Compression élastique
Le terme de compression élastique est plus approprié que le terme de contention. En effet, la pression s’exerce en permanence sur le membre à traiter en raison de la présence des fibres élastiques et on devrait réserver le terme de contention aux seuls bandages peu élastiques qui exercent une pression faible au repos mais élevée à l’effort. Après la réduction de volume du lymphœdème obtenue par les bandages peu élastiques, le port d’une compression élastique est indispensable. Il n’est généralement pas conseillé de la garder la nuit. Le type de compression doit être adapté au lymphœdème : manchon avec ou sans mitaine attenante (couvrant la main), gantelet prenant les doigts pour les membres supérieurs, bas jarret (mi-bas), bas cuisse, collant (avec ou sans culotte compressive), hémicollant ou panty pour les membres inférieurs. Les forces de pression sont définies en France en classes I (1015 mmHg), II (15-20 mmHg), III (20-36 mmHg) et IV (> 36 mmHg). Au membre supérieur, les compressions de classe II, III ou IV peuvent être proposées alors qu’au membre inférieur, il faut privilégier une classe III ou IV (avec le recours fréquent à la superposition).
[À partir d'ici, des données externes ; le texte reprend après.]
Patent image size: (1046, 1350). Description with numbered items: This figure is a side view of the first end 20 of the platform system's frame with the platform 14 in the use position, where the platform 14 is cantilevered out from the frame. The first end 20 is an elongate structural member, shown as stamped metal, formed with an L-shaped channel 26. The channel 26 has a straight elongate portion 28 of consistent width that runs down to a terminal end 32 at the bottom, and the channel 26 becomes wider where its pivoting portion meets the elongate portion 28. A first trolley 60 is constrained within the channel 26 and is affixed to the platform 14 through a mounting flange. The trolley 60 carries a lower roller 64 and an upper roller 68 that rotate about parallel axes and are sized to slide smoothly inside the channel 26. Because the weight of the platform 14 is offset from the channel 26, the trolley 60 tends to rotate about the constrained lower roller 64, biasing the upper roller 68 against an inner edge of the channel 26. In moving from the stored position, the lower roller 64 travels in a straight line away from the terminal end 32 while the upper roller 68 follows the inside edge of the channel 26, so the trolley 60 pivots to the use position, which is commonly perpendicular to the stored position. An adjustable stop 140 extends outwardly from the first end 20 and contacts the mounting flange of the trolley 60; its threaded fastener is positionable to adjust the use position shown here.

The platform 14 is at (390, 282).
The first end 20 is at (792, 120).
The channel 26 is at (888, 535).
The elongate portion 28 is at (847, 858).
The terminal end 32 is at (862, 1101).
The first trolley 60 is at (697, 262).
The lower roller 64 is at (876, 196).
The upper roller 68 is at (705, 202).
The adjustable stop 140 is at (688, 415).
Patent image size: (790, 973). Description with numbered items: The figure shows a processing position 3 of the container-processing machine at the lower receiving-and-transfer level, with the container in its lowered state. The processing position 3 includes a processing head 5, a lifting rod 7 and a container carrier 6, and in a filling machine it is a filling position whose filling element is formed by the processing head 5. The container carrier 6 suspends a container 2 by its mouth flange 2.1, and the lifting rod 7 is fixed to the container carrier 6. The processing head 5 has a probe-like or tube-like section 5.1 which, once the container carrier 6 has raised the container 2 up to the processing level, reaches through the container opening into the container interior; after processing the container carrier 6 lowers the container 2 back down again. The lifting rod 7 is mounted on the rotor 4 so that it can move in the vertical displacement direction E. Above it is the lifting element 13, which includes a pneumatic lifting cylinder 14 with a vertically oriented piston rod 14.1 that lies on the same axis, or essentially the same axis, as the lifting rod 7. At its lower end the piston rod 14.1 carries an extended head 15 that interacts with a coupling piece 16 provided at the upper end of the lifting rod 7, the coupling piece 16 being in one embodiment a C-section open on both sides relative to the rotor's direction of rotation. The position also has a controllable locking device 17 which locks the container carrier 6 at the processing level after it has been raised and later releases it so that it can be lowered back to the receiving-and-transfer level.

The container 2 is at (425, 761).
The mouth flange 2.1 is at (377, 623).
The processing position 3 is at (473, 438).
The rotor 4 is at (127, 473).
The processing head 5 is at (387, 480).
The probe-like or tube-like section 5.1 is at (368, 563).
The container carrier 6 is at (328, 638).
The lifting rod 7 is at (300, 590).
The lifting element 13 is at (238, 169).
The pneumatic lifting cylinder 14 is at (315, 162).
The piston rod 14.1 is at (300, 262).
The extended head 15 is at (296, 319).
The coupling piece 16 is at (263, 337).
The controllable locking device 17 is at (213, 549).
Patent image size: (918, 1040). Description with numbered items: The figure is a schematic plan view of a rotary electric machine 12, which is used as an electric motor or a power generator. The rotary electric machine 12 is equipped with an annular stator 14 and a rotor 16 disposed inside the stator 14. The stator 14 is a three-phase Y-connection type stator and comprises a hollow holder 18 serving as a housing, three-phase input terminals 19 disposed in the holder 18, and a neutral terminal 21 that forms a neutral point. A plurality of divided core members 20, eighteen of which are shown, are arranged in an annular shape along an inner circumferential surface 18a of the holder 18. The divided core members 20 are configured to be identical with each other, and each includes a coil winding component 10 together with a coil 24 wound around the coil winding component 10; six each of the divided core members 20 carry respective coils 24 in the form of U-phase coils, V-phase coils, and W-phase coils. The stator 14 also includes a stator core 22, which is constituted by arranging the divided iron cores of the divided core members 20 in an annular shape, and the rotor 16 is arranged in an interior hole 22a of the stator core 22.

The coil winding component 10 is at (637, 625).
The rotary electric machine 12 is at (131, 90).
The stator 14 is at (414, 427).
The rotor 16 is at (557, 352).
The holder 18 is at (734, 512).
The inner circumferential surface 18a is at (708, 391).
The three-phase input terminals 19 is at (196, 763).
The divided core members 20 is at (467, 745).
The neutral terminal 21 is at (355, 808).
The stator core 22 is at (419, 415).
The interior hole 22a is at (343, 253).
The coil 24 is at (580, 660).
Dans la plupart des cas, les compressions sont réalisées sur mesure en raison de la morphologie des membres incompatible avec les compressions standards. Le recours à un orthésiste ou pharmacien orthopédiste est indispensable dans ces situations. Elles doivent être remplacées tous les 3 à 4 mois en raison de leur perte d’efficacité. Les compressions élastiques permettent de maintenir le résultat et d’éviter la reprise volumétrique après la phase intensive de réduction [5, 8].